3 : L’apprentissage émotionnel

Les êtres humains sont facilement conditionnés émotionnellement par leur environnement.

Nous sommes des « machines à apprendre » qui apprennent en permanence. La question est de savoir si ce que nous apprenons nous aide ou nous entrave-t-il ? Ou, comme c’est parfois le cas avec l’impuissance apprise, nous aide-t-il pendant un certain temps mais ne nous sert plus lorsque les circonstances changent ?

Les problèmes surviennent lorsque les gens produisent des schémas erronés après une expérience unique ou une série d’expériences émotionnellement intenses.

N’oubliez pas qu’une mauvaise adaptation des schémas réactionnels est le « carburant » qui maintient l’expérience continue de :

– le stress post-traumatique

– les phobies

– Fétiches sexuels

– Dépendances – qui sont souvent des tentatives mal dirigées de répondre à des besoins.

– Pensées dépressives.

Un apprentissage émotionnel défectueux peut conduire les gens à « globaliser » inconsciemment le négatif, à avoir peur de l’ensemble de la vie après avoir été exposé à des parties de la vie qui leur font peur. Ainsi, de nombreux clients auront des problèmes à cause de la façon dont ils ont été conditionnés émotionnellement.

Leurs problèmes peuvent être aggravés si leurs difficultés ont été attribuées à tort à une maladie (voir la section Un : un « système d’orientation défectueux » ci-dessus).

La correspondance des modèles est une réponse inconsciente aux stimuli de l’environnement, et elle est beaucoup plus rapide que la pensée. C’est l’une des raisons pour lesquelles il peut être difficile de travailler de manière purement cognitive et consciente avec une personne qui a un schéma de correspondance défectueux.

 

Un mélange de tout cela ?

Il n’est pas toujours facile de démêler un élément de formation de problème d’un autre lorsqu’il s’agit de déterminer les besoins de votre client. La personnalité inhérente, l’environnement et le conditionnement émotionnel peuvent se chevaucher.

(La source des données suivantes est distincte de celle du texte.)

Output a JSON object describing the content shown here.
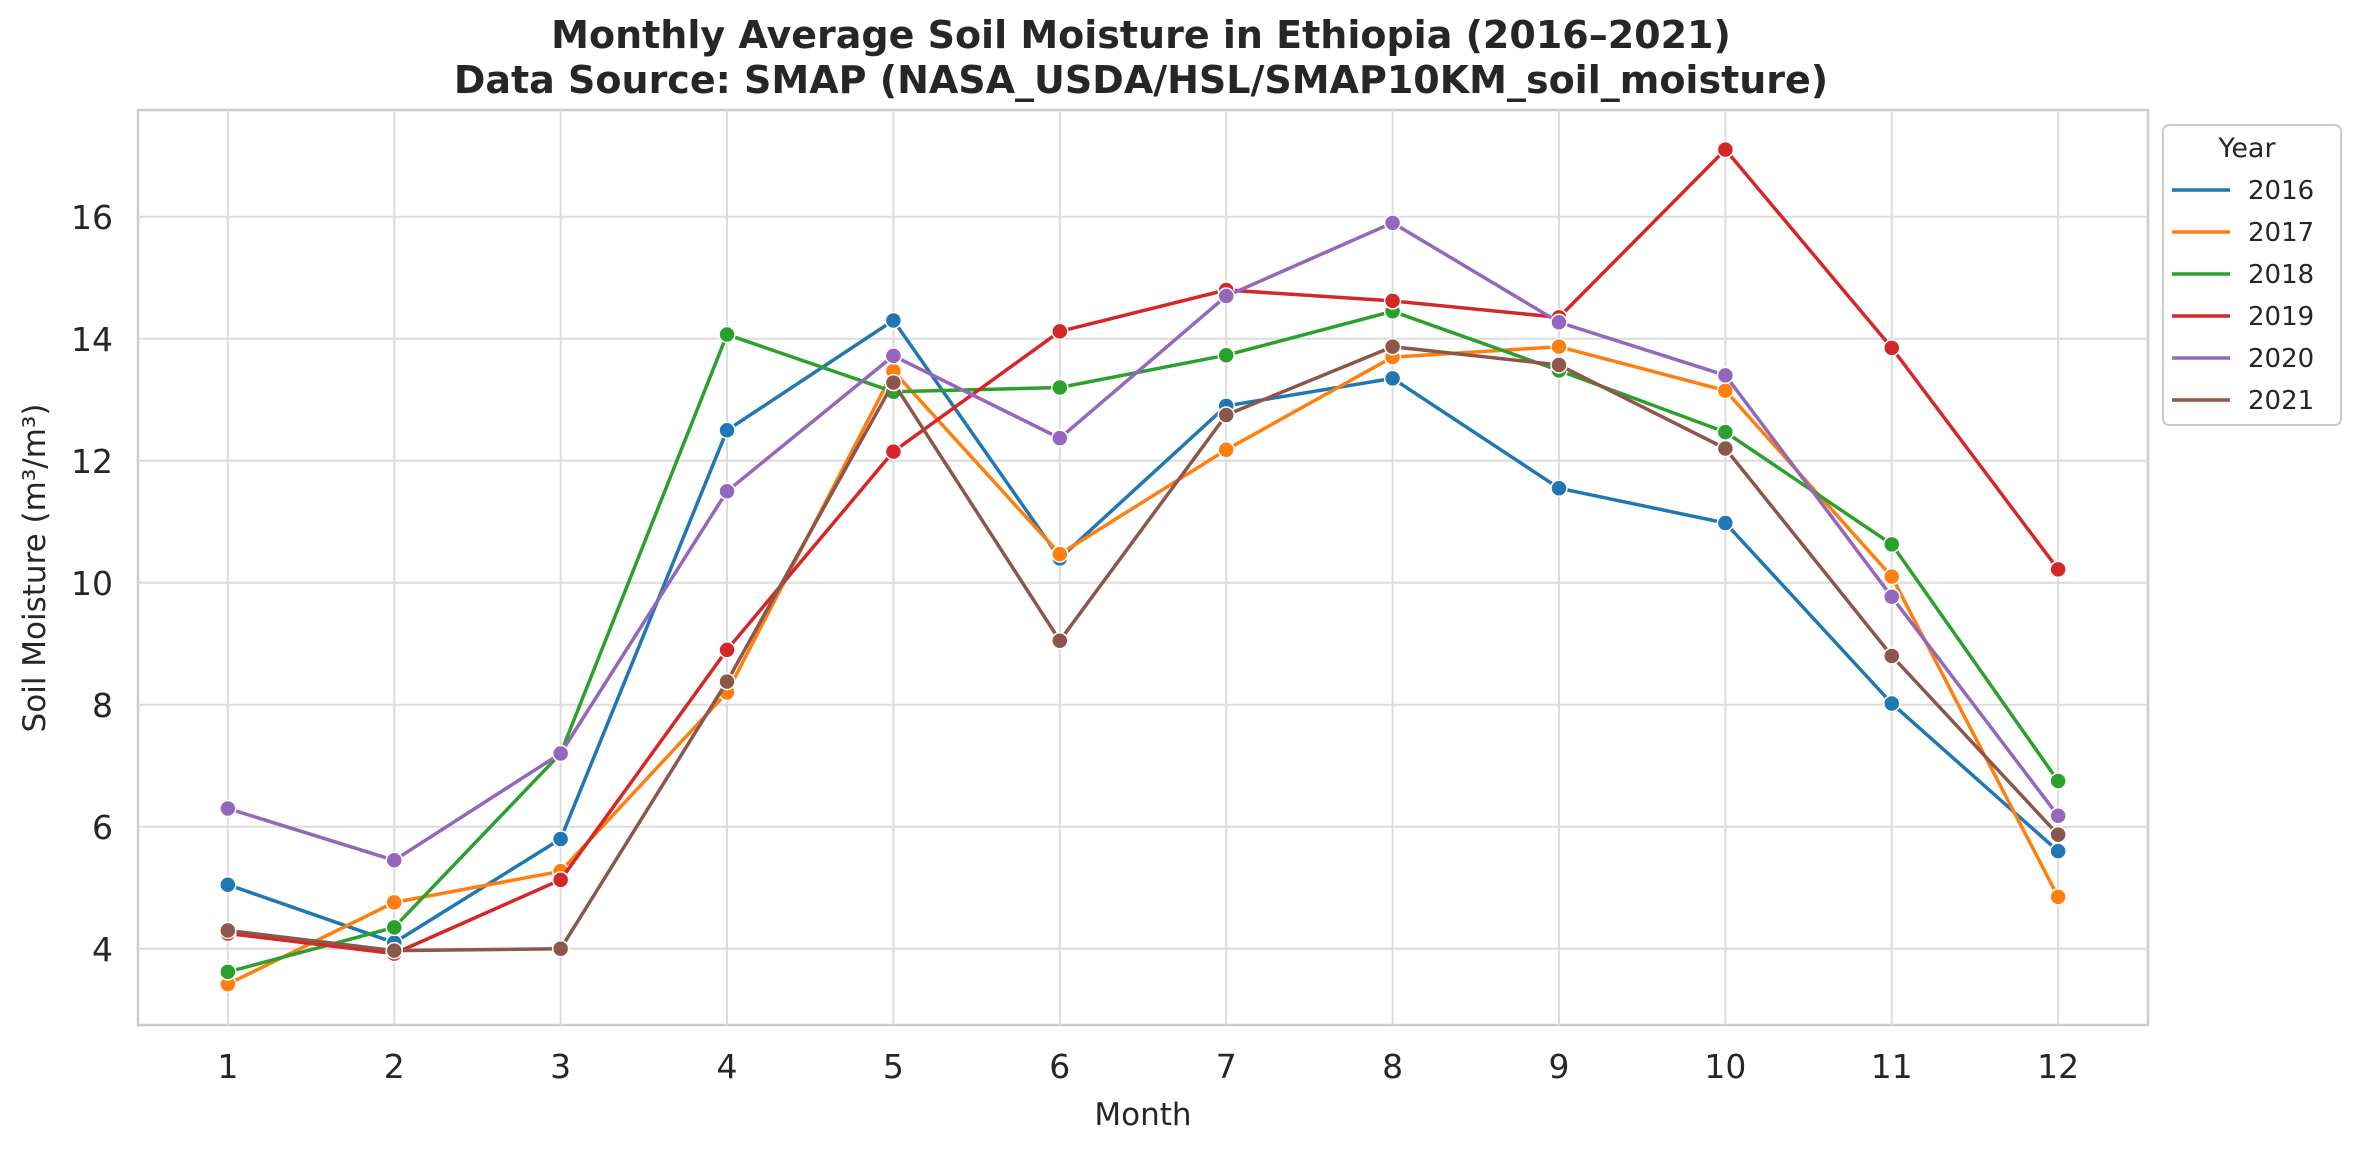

Par exemple, une personne naturellement anxieuse peut être plus facilement être traumatisée, et pourra donc modifier son environnement, peut-être en réduisant ses contacts sociaux pour se sentir plus en sécurité. mais cela peut conduire à un isolement croissant, qui devient lui-même un problème.

 

Donc, pour résumer…

Les personnes rencontrent des problèmes pour une ou plusieurs des raisons suivantes :

– Ils ont un « système d’orientation défectueux » dû à un héritage génétique ou à des lésions cérébrales.

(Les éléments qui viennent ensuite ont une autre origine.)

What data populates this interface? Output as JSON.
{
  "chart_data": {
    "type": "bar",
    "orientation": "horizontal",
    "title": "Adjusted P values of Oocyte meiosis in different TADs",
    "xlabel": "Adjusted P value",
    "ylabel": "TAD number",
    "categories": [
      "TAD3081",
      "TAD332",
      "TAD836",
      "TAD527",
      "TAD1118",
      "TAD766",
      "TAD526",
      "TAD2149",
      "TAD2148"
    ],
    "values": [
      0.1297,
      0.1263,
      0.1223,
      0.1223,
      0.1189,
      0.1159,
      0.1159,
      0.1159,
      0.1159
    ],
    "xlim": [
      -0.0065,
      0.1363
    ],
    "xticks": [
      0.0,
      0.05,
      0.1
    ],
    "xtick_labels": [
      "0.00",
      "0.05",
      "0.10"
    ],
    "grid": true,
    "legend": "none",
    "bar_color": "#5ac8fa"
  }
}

– Ils vivent dans un environnement qui ne suffit pas à répondre à leurs besoins.

– Ils ont appris, à un niveau émotionnel et inconscient, à réagir à des situations qui leur causent des problèmes.

Il est important de déterminer clairement lequel des éléments ci-dessus est à l’origine des problèmes de votre client afin de pouvoir déterminer les stratégies thérapeutiques appropriées. Ensuite, nous verrons comment, en essayant de résoudre leurs problèmes, les clients peuvent en causer d’autres. Et nous examinerons le rôle du déni et la façon dont les doubles contraintes destructrices peuvent rendre difficile pour les clients de résoudre leurs problèmes seuls.